Kofun period burial mound in Yamaguchi, Japan

The Ōuchihikami Kofun (大内氷上古墳) is a Kofun period burial mound, located in the Ōuchimihori neighborhood of the city of Yamaguchi, Yamaguchi Prefecture in the Chugoku region of western Japan. The tumulus was designated a Yamaguchi Prefecture Historic Site in 1986.

==Overview==
The Ōuchihikami Kofun is a zenpō-kōen-fun (前方後円墳), which is shaped like a keyhole, having one square end and one circular end, when viewed from above. It is located on a hill on the northern edge of the Ōuchi Basin in central Yamaguchi Prefecture (and is the only existing keyhole-shaped tumulus in the Yamaguchi City area). The southern side of the circular posterior section of the mound has been leveled, and an archaeological excavation was conducted in 1985.

The mound is orientated with the rectangular anterior section facing northwest. A shallow moat surrounds the mound.
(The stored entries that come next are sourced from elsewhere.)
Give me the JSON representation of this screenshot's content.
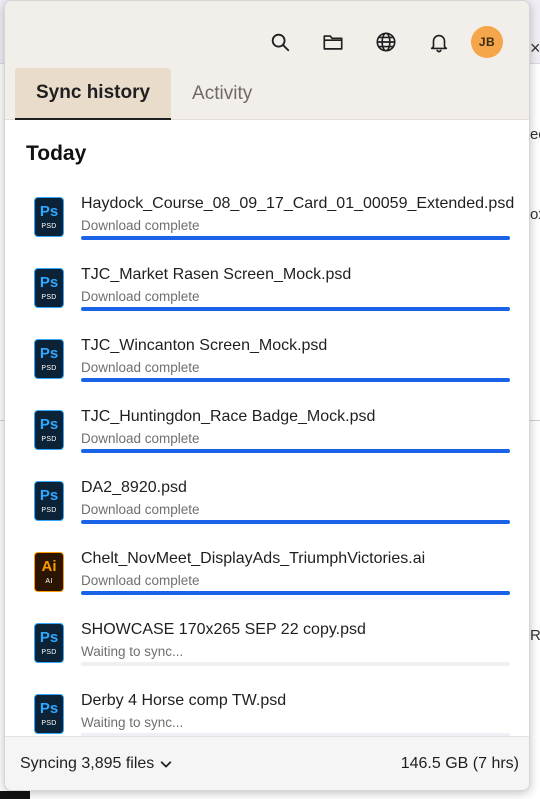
{
  "toolbar": {
    "icons": [
      "search-icon",
      "folder-icon",
      "globe-icon",
      "bell-icon"
    ],
    "avatar_initials": "JB",
    "avatar_color": "#f5a54a"
  },
  "tabs": [
    {
      "label": "Sync history",
      "active": true
    },
    {
      "label": "Activity",
      "active": false
    }
  ],
  "section_title": "Today",
  "files": [
    {
      "name": "Haydock_Course_08_09_17_Card_01_00059_Extended.psd",
      "type": "PSD",
      "status": "Download complete",
      "progress": 1
    },
    {
      "name": "TJC_Market Rasen Screen_Mock.psd",
      "type": "PSD",
      "status": "Download complete",
      "progress": 1
    },
    {
      "name": "TJC_Wincanton Screen_Mock.psd",
      "type": "PSD",
      "status": "Download complete",
      "progress": 1
    },
    {
      "name": "TJC_Huntingdon_Race Badge_Mock.psd",
      "type": "PSD",
      "status": "Download complete",
      "progress": 1
    },
    {
      "name": "DA2_8920.psd",
      "type": "PSD",
      "status": "Download complete",
      "progress": 1
    },
    {
      "name": "Chelt_NovMeet_DisplayAds_TriumphVictories.ai",
      "type": "AI",
      "status": "Download complete",
      "progress": 1
    },
    {
      "name": "SHOWCASE 170x265 SEP 22 copy.psd",
      "type": "PSD",
      "status": "Waiting to sync...",
      "progress": 0
    },
    {
      "name": "Derby 4 Horse comp TW.psd",
      "type": "PSD",
      "status": "Waiting to sync...",
      "progress": 0
    }
  ],
  "icon_glyphs": {
    "PSD": "Ps",
    "AI": "Ai"
  },
  "footer": {
    "sync_label": "Syncing 3,895 files",
    "usage": "146.5 GB (7 hrs)"
  },
  "background_fragments": {
    "close_glyph": "×",
    "frag_ed": "ed",
    "frag_x": "ox",
    "frag_re": "RE"
  },
  "colors": {
    "accent": "#1a63e8",
    "header_bg": "#f2efeb",
    "active_tab_bg": "#e9dccb",
    "ps_blue": "#31a8ff",
    "ai_orange": "#ff9a00"
  }
}
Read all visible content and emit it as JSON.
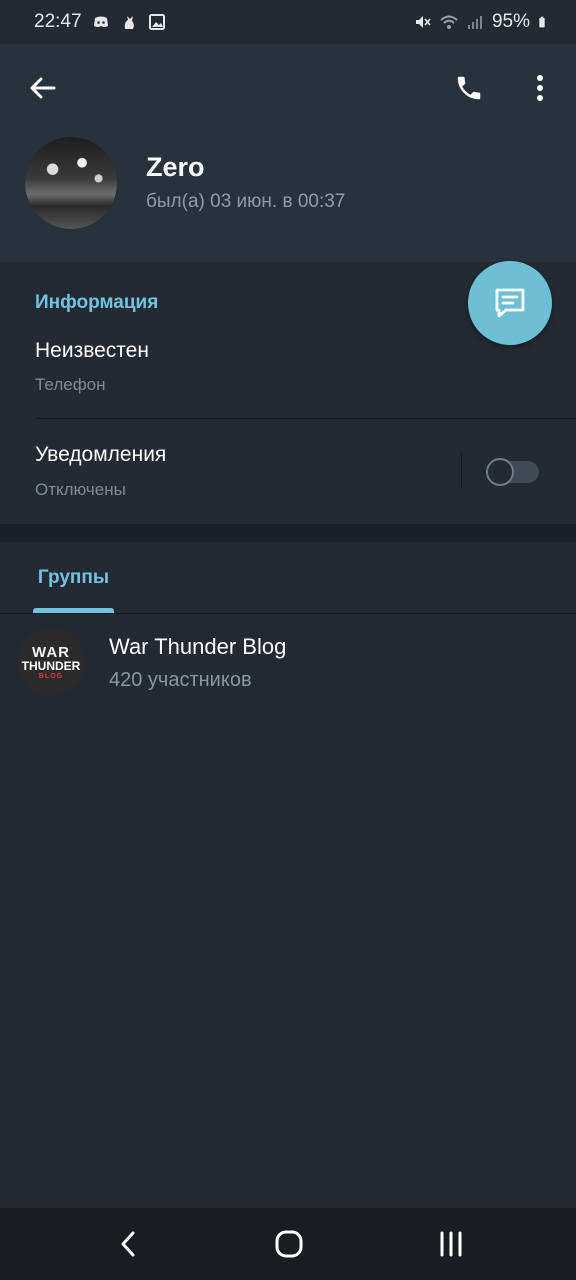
{
  "status_bar": {
    "time": "22:47",
    "battery_percent": "95%",
    "left_icons": [
      "discord-icon",
      "cat-icon",
      "image-icon"
    ],
    "right_icons": [
      "mute-icon",
      "wifi-icon",
      "signal-icon",
      "battery-icon"
    ]
  },
  "header": {
    "back_icon": "arrow-left-icon",
    "call_icon": "phone-icon",
    "more_icon": "more-vertical-icon"
  },
  "profile": {
    "name": "Zero",
    "last_seen": "был(а) 03 июн. в 00:37"
  },
  "fab": {
    "icon": "message-icon"
  },
  "info": {
    "title": "Информация",
    "phone": {
      "value": "Неизвестен",
      "label": "Телефон"
    },
    "notifications": {
      "value": "Уведомления",
      "label": "Отключены",
      "enabled": false
    }
  },
  "tabs": [
    {
      "label": "Группы",
      "active": true
    }
  ],
  "groups": [
    {
      "name": "War Thunder Blog",
      "members": "420 участников",
      "logo": {
        "line1": "WAR",
        "line2": "THUNDER",
        "line3": "BLOG"
      }
    }
  ],
  "nav_bar": {
    "back_icon": "nav-back-icon",
    "home_icon": "nav-home-icon",
    "recents_icon": "nav-recents-icon"
  },
  "colors": {
    "background": "#232a33",
    "header": "#28323c",
    "accent": "#71c3e0",
    "fab": "#6cbfd5",
    "secondary_text": "#7f8a96"
  }
}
The burial facility is a vertical shaft stone burial chamber, and the structure shows characteristics of the box-shaped stone coffins found in the Yamaguchi region. The main axis of the burial chamber is slightly west of the main axis of the burial mound, and measures 2.86 meters in length, 0.6 meters in width (estimated), and 0.7 meters in depth (estimated). However,the south side of the stone chamber is damaged, and a shrine to En no Gyōja has been erected there. One iron arrowhead was unearthed from the burial chamber as the only surviving grave goods.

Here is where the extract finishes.